Партизаны обняли друг друга на прощанье, трое пошли назад по подземному ходу, оставляя за собой нитку провода, а Начинкин с Мишкой остались. Времени до рассвета было немного.

Немцы превратили Казачье, стоящее на большой шоссейной дороге, в важный оборонительный пункт. Из села хорошо просматривались и простреливались подступы с востока. Взять село было непросто.

Начинкин, притаившийся с Мишкой на церковной колокольне, определил это сразу. Лишь только рассвело, он без труда обнаружил несколько замаскированных немецких батарей: две стояли на бугре, у Кукуевской мельницы, и еще одна на церковной площади.

Колокольня была высокая, с ажурными решетками в оконных проемах, и разведчики не боялись, что их обнаружат. Да и сами они были осторожны.

Начинкин склонился над телефонным аппаратом, а Мишка тем временем наблюдал за большаком, проходившим в полуверсте. Вот по нему на северную окраину села проехали два бронетранспортера с пехотой. Мишка сказал об этом Начинкину.

– Все понятно, укрепляют левый фланг, – не отрываясь от дела, отозвался тот.

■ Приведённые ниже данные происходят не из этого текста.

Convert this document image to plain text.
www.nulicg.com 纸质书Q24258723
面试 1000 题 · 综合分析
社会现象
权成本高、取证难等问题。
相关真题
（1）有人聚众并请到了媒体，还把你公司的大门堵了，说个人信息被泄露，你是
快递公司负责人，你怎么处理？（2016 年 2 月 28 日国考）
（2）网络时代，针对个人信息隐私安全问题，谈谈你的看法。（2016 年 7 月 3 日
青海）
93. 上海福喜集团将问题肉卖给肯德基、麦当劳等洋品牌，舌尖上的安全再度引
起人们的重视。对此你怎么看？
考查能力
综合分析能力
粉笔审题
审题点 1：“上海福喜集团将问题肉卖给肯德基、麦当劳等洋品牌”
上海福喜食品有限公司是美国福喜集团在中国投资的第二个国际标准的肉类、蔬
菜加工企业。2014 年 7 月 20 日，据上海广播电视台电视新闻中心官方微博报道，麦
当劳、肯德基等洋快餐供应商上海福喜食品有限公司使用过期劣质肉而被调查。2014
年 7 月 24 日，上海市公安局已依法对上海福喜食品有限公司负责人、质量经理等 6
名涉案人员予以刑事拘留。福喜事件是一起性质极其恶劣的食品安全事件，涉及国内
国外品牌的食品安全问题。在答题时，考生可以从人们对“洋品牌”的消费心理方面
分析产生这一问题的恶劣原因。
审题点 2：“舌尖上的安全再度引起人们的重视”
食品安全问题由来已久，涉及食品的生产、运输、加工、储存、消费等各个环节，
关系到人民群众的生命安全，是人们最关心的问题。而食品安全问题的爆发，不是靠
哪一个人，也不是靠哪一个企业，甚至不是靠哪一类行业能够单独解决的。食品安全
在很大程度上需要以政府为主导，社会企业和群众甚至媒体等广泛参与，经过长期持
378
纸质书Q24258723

Вскоре Мишка заметил, что батарея у Кукуевской мельницы снялась с места и двинулась к гнездящимся на возвышенности Королевским выселкам.

– Примечай, Миша, все примечай, – поощрял Начинкин.

И Мишка глядел в оба, временами оборачиваясь в сторону Нижней Дерновки, где стояла его хата. Мишка знал, что она давне уже перестала пустовать. После смерти бабушки немцы, боясь тифа, долгое время обходили хату стороной, и в ней жила Дышкина семья. Но сменилась воинская часть, и фашисты, не церемонясь, выгнали эвакуированных. В доме разместился штаб полевой жандармерии. Отсюда отъезжали на машинах каратели в близлежащие деревни и там жестоко расправлялись с населением за связь с партизанами…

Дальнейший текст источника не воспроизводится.